Dua Belas

8.7K 1K 34
                                    

Vanessa Hudgens as Anita. Pic to the side.

"Aku baru ingat ada janji dengan temanku, lebih baik aku pulang saja." kata Harry pada ayahku.

"Oh, baiklah kalau begitu. Hati-hati dijalan ya," kata ayahku.

Baru saja Harry hendak berbalik badan, tiba-tiba Anita menyergah, "Tunggu."

"Sial." kudengar Harry bersumpah dengan pelan.

"Yah, aku akan mengantar Harry kedepan. Aku akan kembali sebentar lagi." kataku seraya cepat-cepat menggandeng tangan Harry dan memberikan tatapan mematikan untuk Anita. Begitu kami berdua sudah berada diluar jangkauan pendengaran Anita dan ayahku, Harry mendesah lega dan kami berdua terus berjalan sampai keluar pagar.

"Dia tahu." kata Harry dengan wajah khawatir.

"Iya, sekarang bagaimana?" tanyaku dengan nada sama khawatirnya.

"Aku tidak bisa tinggal dirumahku, jaraknya terlalu dekat dengan rumahmu dan Anita pasti bisa merasakan kehadiranku. Aku harus kembali ke makam."

"Berapa lama biasanya pengusiran arwah berlangsung?"

"Mana aku tahu." Harry menggidikkan bahunya. Dengan frustasi aku memijat-mijat batang hidungku, memikirkan cara supaya Anita tidak memantrai arwah Harry.

"Baiklah.

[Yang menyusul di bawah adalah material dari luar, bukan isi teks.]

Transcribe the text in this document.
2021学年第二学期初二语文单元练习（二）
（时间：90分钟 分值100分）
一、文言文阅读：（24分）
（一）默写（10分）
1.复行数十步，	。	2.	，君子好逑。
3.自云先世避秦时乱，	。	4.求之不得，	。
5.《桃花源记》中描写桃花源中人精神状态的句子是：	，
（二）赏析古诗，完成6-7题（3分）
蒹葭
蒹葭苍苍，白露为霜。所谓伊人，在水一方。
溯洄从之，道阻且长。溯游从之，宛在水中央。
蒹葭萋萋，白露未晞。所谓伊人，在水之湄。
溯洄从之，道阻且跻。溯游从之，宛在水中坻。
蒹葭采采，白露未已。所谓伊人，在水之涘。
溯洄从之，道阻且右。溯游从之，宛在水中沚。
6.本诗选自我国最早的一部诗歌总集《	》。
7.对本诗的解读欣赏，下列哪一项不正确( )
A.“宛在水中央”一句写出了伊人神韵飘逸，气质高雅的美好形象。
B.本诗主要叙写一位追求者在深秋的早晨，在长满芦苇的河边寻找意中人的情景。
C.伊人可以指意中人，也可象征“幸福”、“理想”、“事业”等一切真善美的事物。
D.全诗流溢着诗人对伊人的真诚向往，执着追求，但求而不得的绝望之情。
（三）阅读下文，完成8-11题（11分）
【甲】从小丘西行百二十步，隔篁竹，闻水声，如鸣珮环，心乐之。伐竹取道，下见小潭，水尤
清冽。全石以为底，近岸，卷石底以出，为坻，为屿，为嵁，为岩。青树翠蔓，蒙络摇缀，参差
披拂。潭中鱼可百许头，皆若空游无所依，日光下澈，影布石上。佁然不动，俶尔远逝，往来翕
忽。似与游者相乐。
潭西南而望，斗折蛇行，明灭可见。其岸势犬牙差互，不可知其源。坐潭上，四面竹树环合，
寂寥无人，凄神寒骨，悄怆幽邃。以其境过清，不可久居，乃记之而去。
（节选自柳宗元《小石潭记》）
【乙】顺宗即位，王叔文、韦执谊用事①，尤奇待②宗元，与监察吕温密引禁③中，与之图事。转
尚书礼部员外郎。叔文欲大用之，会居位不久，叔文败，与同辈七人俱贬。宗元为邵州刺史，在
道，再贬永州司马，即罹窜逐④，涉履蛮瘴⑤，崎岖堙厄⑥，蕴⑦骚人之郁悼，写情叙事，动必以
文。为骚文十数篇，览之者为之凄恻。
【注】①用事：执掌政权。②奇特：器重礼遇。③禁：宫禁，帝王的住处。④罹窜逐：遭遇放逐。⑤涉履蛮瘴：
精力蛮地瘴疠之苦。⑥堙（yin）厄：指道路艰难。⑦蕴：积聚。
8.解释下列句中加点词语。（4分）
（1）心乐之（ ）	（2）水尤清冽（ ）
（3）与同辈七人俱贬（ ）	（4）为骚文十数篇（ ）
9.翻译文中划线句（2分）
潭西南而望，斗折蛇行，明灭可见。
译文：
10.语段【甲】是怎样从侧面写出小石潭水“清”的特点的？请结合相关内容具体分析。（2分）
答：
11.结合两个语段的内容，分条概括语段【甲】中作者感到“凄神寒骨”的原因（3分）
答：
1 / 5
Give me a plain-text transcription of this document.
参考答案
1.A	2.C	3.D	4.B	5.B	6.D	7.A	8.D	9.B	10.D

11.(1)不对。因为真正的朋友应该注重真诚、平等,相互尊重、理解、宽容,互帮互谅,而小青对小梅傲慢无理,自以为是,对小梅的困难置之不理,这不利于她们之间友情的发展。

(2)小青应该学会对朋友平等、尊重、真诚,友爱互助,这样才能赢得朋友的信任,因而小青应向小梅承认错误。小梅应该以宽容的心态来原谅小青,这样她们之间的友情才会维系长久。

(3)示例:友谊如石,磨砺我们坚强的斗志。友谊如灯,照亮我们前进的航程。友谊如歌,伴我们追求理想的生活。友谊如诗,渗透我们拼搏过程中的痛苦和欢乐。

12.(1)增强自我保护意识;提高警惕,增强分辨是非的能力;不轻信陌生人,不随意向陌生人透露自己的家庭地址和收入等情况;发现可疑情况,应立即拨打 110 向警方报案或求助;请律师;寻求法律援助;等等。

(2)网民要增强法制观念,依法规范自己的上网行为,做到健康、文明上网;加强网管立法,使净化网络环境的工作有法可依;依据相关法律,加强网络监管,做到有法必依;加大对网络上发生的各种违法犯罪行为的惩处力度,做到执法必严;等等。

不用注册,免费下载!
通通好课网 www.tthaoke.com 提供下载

Kau kembali ke makammu sekarang. Setelah Anita pulang, kau bisa langsung kemari kan?" tanyaku pada Harry.

"Tidak. Harus menunggu beberapa hari karena biasanya cenayang memantrai pintu-pintu dan jendela rumah, menghalang roh-roh halus untuk masuk. Setelah beberapa hari baru mantra tersebut akan pudar."

"Oke, bagaimana kalau selama beberapa hari ini aku menemuimu dimakam? Atau dimanapun, terserah kau."

"Lebih baik dirumah kabinku saja, sore ini jika sempat kau ke makam dan setelah itu kita akan kerumah kabinku bersama."

"Baiklah." jawabku setuju. Harry memelukku dengan erat dan aku memeluknya balik, tidak satupun dari kami melonggarkan rangkulan kami selama beberapa saat, seakan tidak ingin melepaskan satu sama lain. Akhirnya aku menatap Harry lekat-lekat dan menciumnya sekali lagi sebelum kembali kedalam rumah.

Didalam rumah bau-bauan rempah dan bunga aneh memenuhi ruangan. Aku mengernyitkan hidung begitu melihat kelopak bunga disebar dilantai ruang tamu dan diujung ruangan Anita berdiri dengan mulut komat-kamit dan mata terpejam ditemani ayahku. Aku hanya bisa berharap supaya Anita tidak membongkar rahasia Harry kepada ayahku.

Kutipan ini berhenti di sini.